Par ailleurs, le Sommet s’est engagé à promouvoir les échanges d’informations et de renseignements entre les services de sécurité habilités de leurs Etats respectifs et à renforcer mutuellement les capacités de leurs forces de défense et de sécurité dans le domaine de la formation du personnel, des exercices conjoints, du renseignement et du respect des règles des droits de l’Homme et du droit international humanitaire.
Plus encore, les Etats de la CEDEAO et de la CEEAC ont convenus de « mettre en œuvre des politiques publiques et des programmes de valorisation des régions affectées par les activités des groupes terroristes, notamment par la création de pôles moteurs de croissance et de développement, générateurs de revenus en faveur de la jeunesse ».
Dans la même lancée et toujours au titre des réponses communes, les chefs d’Etat se sont engagés à soutenir l’investissement public et privé dans tous les secteurs productifs pour une croissance inclusive afin de lutter contre la pauvreté.
Des engagements en attendant des actes
Des engagements donc en attendant des actes et pour mieux s’assurer la mise en œuvre des mesures annoncés, des mécanismes de coordination et de suivi ont été décidés notamment la création d’un comité ministériel ainsi que l’institutionnalisation du Sommet conjoint.

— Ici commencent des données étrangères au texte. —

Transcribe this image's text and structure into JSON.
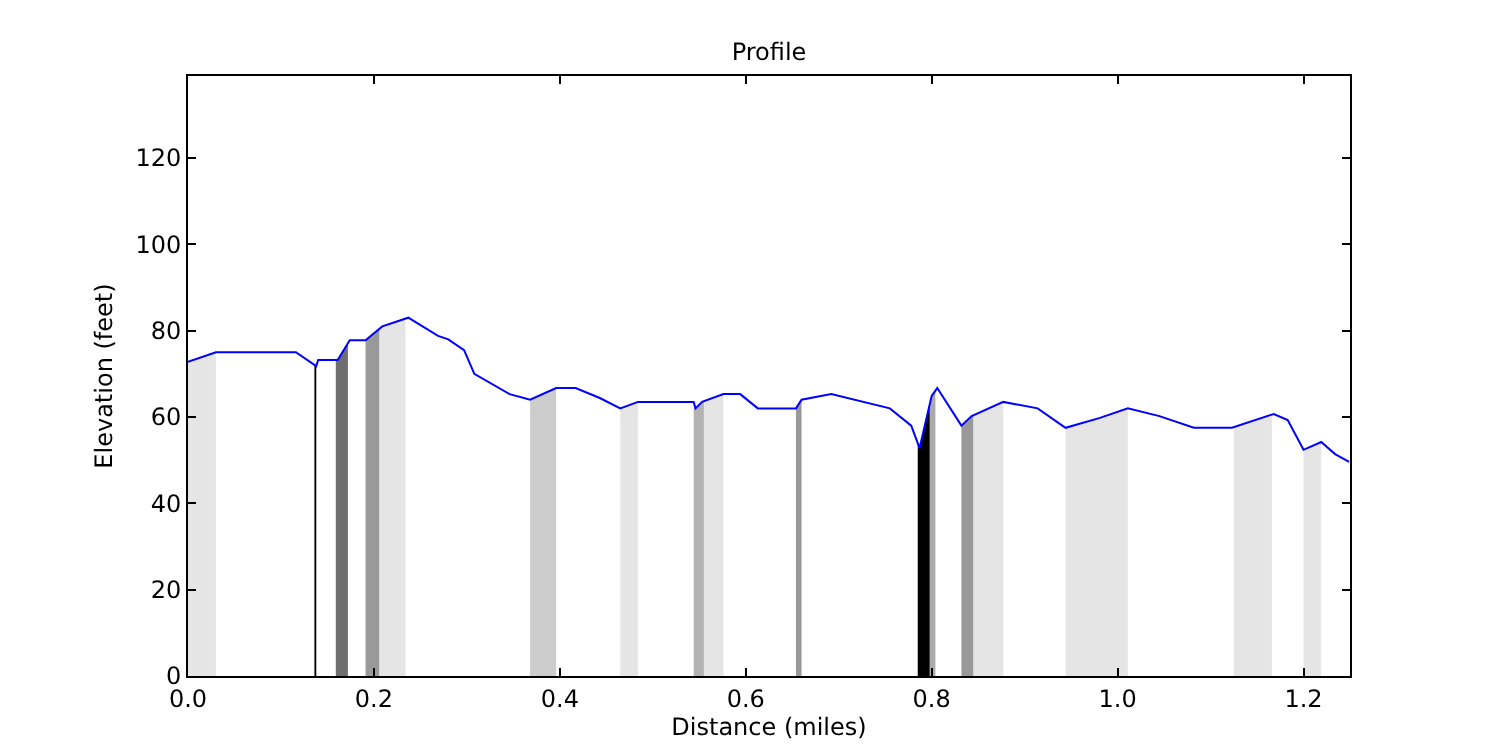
{
  "chart_data": {
    "type": "line",
    "title": "Profile",
    "xlabel": "Distance (miles)",
    "ylabel": "Elevation (feet)",
    "xlim": [
      0,
      1.25
    ],
    "ylim": [
      0,
      139
    ],
    "xticks": [
      {
        "value": 0,
        "label": "0.0"
      },
      {
        "value": 0.2,
        "label": "0.2"
      },
      {
        "value": 0.4,
        "label": "0.4"
      },
      {
        "value": 0.6,
        "label": "0.6"
      },
      {
        "value": 0.8,
        "label": "0.8"
      },
      {
        "value": 1.0,
        "label": "1.0"
      },
      {
        "value": 1.2,
        "label": "1.2"
      }
    ],
    "yticks": [
      0,
      20,
      40,
      60,
      80,
      100,
      120
    ],
    "grid": false,
    "series": [
      {
        "type": "area",
        "color": "#e5e5e5",
        "x": [
          0,
          0.03
        ],
        "values": [
          72.8,
          75
        ]
      },
      {
        "type": "area",
        "color": "#000000",
        "x": [
          0.136,
          0.138
        ],
        "values": [
          72.3,
          71.8
        ]
      },
      {
        "type": "area",
        "color": "#6e6e6e",
        "x": [
          0.159,
          0.161,
          0.172
        ],
        "values": [
          73.2,
          73.2,
          77.1
        ]
      },
      {
        "type": "area",
        "color": "#999999",
        "x": [
          0.191,
          0.206
        ],
        "values": [
          77.8,
          80.5
        ]
      },
      {
        "type": "area",
        "color": "#e5e5e5",
        "x": [
          0.206,
          0.209,
          0.234
        ],
        "values": [
          80.5,
          81,
          82.8
        ]
      },
      {
        "type": "area",
        "color": "#cccccc",
        "x": [
          0.368,
          0.396
        ],
        "values": [
          64,
          66.7
        ]
      },
      {
        "type": "area",
        "color": "#e5e5e5",
        "x": [
          0.465,
          0.484
        ],
        "values": [
          62,
          63.5
        ]
      },
      {
        "type": "area",
        "color": "#b3b3b3",
        "x": [
          0.544,
          0.546,
          0.553,
          0.555
        ],
        "values": [
          63.5,
          62,
          63.5,
          63.7
        ]
      },
      {
        "type": "area",
        "color": "#e5e5e5",
        "x": [
          0.555,
          0.576
        ],
        "values": [
          63.7,
          65.3
        ]
      },
      {
        "type": "area",
        "color": "#999999",
        "x": [
          0.654,
          0.66
        ],
        "values": [
          62,
          64
        ]
      },
      {
        "type": "area",
        "color": "#000000",
        "x": [
          0.785,
          0.787,
          0.798
        ],
        "values": [
          54,
          52.8,
          63.5
        ]
      },
      {
        "type": "area",
        "color": "#aaaaaa",
        "x": [
          0.798,
          0.8,
          0.804
        ],
        "values": [
          63.5,
          64.9,
          66.2
        ]
      },
      {
        "type": "area",
        "color": "#999999",
        "x": [
          0.832,
          0.843,
          0.845
        ],
        "values": [
          58,
          60.2,
          60.4
        ]
      },
      {
        "type": "area",
        "color": "#e5e5e5",
        "x": [
          0.845,
          0.877
        ],
        "values": [
          60.4,
          63.5
        ]
      },
      {
        "type": "area",
        "color": "#e5e5e5",
        "x": [
          0.944,
          0.981,
          1.011
        ],
        "values": [
          57.5,
          59.8,
          62
        ]
      },
      {
        "type": "area",
        "color": "#e5e5e5",
        "x": [
          1.125,
          1.166
        ],
        "values": [
          57.6,
          60.6
        ]
      },
      {
        "type": "area",
        "color": "#e5e5e5",
        "x": [
          1.2,
          1.219
        ],
        "values": [
          52.4,
          54.2
        ]
      },
      {
        "color": "#0000ff",
        "x": [
          0,
          0.03,
          0.116,
          0.138,
          0.14,
          0.161,
          0.174,
          0.191,
          0.209,
          0.237,
          0.269,
          0.28,
          0.297,
          0.308,
          0.346,
          0.368,
          0.396,
          0.417,
          0.443,
          0.465,
          0.484,
          0.544,
          0.546,
          0.553,
          0.576,
          0.594,
          0.613,
          0.654,
          0.66,
          0.692,
          0.755,
          0.778,
          0.787,
          0.8,
          0.806,
          0.832,
          0.843,
          0.877,
          0.914,
          0.944,
          0.981,
          1.011,
          1.045,
          1.082,
          1.123,
          1.168,
          1.183,
          1.2,
          1.219,
          1.234,
          1.249
        ],
        "values": [
          72.8,
          75,
          75,
          71.8,
          73.2,
          73.2,
          77.8,
          77.8,
          81,
          83,
          78.8,
          78,
          75.5,
          70,
          65.3,
          64,
          66.7,
          66.7,
          64.4,
          62,
          63.5,
          63.5,
          62,
          63.5,
          65.3,
          65.3,
          62,
          62,
          64,
          65.3,
          62,
          58,
          52.8,
          64.9,
          66.7,
          58,
          60.2,
          63.5,
          62,
          57.5,
          59.8,
          62,
          60.2,
          57.5,
          57.5,
          60.7,
          59.3,
          52.4,
          54.2,
          51.4,
          49.6
        ]
      }
    ]
  }
}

Le Sommet de Lomé a été également l’occasion de plaider pour un appui de la communauté internationale aux efforts des régions dans la résolution de certains conflits et la prise en charge de certains défis comme la situation en Libye, dans le Bassin du Lac Tchad, au Sahel mais aussi en RDC ainsi que les enjeux climatiques et la crise migratoire. Des questions qui ont un air de déjà-vu d’autant qu’elles sont traitées dans d’autres plateformes comme l’UA, ce qui risque de multiplier les interventions et donc de diluer l’efficacité de l’effort pour une réponse commune aux défis qui affectent les deux régions. C’est d’ailleurs l’un des aspects qui laissent assez circonspects certains spécialistes des questions sécuritaires et de développement, celle de la capacité des Etats à honorer leurs engagements.
Bien que les menaces soient réelles et la mutualisation des efforts comme l’une des alternatives les plus appropriées, l’absence de véritable intégration dans certaines zones et la rivalité entre certains pays malgré la montée des risques, sont de nature à hypothéquer cette ambition commune. L’absence au Sommet de Lomé de certains leaders à l’image de Paul Biyadu Cameroun, Paul Kagamé du Rwanda ou Joseph Kabila de la RDC, en dit long bien que leurs pays aient été dûment représentés.